Later, it was my grandparents’ deaths that impacted me. At age 10, then age 12, I attended the funerals of my paternal grandmother and grandfather, respectively. My maternal grandparents lived until my young adult years. All four deaths were hard and sad. Yet all four died as people of significant faith; therefore in the sadness was celebration.
The first funeral I preached was hard. It was for a man who was very much a grandfather figure for me - Papa Mayhue was what everyone called him. I “broke down” (to use an old Southern phrase) during my comments celebrating his life. I was a freshman in college, and it was embarrassing to cry in public. I have shared in numerous memorial worships of celebrating people’s lives since Papa Mayhue. It still isn’t easy for me.

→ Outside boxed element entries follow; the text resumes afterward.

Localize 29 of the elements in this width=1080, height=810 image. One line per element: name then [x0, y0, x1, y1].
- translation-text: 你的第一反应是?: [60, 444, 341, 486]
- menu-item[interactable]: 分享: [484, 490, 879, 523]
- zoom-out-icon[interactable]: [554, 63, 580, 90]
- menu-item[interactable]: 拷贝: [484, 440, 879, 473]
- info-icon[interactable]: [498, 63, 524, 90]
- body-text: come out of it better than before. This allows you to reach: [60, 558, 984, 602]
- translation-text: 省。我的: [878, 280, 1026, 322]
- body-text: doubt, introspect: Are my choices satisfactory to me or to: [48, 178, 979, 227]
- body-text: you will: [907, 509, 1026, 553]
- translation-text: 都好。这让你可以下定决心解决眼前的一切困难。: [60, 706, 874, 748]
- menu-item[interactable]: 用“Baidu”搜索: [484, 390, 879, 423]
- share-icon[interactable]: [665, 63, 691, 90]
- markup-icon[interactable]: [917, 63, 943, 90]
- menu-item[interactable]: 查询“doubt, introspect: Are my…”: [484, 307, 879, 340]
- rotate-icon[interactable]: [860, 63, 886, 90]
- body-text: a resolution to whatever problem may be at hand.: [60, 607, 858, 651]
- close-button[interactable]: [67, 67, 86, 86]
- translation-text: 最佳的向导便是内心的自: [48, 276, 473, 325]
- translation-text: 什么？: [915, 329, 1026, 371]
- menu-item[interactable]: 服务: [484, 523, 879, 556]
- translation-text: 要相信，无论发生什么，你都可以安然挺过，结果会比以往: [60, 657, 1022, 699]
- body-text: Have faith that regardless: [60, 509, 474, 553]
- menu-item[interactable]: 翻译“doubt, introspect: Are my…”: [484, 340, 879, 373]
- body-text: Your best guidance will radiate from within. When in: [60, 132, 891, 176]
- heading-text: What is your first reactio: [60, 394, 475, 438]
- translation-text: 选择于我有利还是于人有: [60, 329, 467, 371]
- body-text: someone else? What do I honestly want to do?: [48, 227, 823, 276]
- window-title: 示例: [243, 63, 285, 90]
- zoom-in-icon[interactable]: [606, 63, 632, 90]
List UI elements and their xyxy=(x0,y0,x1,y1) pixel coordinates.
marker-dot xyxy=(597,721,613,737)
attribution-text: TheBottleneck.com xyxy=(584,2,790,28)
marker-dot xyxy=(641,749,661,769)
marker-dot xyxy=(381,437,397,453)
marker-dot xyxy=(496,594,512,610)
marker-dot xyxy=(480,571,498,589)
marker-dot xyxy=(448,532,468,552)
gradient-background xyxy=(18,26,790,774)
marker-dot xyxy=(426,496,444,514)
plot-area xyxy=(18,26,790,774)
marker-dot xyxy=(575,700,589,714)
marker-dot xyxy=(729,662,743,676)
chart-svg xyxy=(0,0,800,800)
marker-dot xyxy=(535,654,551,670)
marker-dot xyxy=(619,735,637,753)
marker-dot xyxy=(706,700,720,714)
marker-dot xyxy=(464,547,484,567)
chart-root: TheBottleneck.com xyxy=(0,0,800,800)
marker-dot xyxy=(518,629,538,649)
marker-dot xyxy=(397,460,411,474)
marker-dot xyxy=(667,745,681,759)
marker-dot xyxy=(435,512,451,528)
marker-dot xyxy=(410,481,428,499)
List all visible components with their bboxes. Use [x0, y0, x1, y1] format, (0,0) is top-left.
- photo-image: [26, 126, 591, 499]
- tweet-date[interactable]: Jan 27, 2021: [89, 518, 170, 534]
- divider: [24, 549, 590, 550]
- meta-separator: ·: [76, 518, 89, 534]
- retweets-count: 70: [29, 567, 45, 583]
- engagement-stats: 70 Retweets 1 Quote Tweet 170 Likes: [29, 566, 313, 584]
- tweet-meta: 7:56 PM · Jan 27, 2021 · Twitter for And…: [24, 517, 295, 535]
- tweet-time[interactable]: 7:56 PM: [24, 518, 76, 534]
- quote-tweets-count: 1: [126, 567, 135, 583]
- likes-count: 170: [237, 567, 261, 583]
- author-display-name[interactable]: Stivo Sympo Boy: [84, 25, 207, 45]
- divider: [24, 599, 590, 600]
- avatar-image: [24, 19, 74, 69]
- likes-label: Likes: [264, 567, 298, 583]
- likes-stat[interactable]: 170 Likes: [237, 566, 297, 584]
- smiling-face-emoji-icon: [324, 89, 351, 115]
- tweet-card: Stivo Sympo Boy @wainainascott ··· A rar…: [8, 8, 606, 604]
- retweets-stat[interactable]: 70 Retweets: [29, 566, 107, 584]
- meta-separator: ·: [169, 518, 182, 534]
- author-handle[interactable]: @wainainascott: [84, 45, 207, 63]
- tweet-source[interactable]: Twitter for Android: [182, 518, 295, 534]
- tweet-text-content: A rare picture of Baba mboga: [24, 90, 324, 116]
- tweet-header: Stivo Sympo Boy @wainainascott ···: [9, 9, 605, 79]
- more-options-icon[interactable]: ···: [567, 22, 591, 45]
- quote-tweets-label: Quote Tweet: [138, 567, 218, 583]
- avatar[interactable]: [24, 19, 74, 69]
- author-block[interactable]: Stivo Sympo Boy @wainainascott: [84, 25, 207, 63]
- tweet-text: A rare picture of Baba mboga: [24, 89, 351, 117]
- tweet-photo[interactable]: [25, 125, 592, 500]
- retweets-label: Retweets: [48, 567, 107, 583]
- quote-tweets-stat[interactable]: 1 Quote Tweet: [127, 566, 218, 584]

I guess I’m glad that it is never easy. Death is not something that I want to become “old hat” (to use another Southern phrase). I’m not embarrassed to cry in public anymore. Usually the crying for me happens more with the family than at the Service of Remembrance. It hurts to see people hurt. And it is frustrating not to be able to fix their pain in the moment. Death is not easy.
My dad is working at a funeral home in his retirement. He loves to connect with people and to feel helpful in their great time of need. It keeps him going. God does use him in some wonderful ways. I’m not sure, though, I will do that in my retirement. Death just isn’t easy.
Lent is about dying - dying to self and to sin. That’s not easy either. The temptation is to just ignore sin and to justify keeping self at the center. Death is hard, and yet death is necessary. Lent reminds me of the “necessary-ness” of death. If there is to be a resurrection, death has to occur. It is true about life, and it is true about sin.
Lord, help me to be willing to submit to what is hard and uncomfortable - maybe even painful. Help me to learn to embrace death rather than fight it. Help me to see it is a doorway to life. In the meantime, help me to live life so that whether in death or in life, I am at peace with You.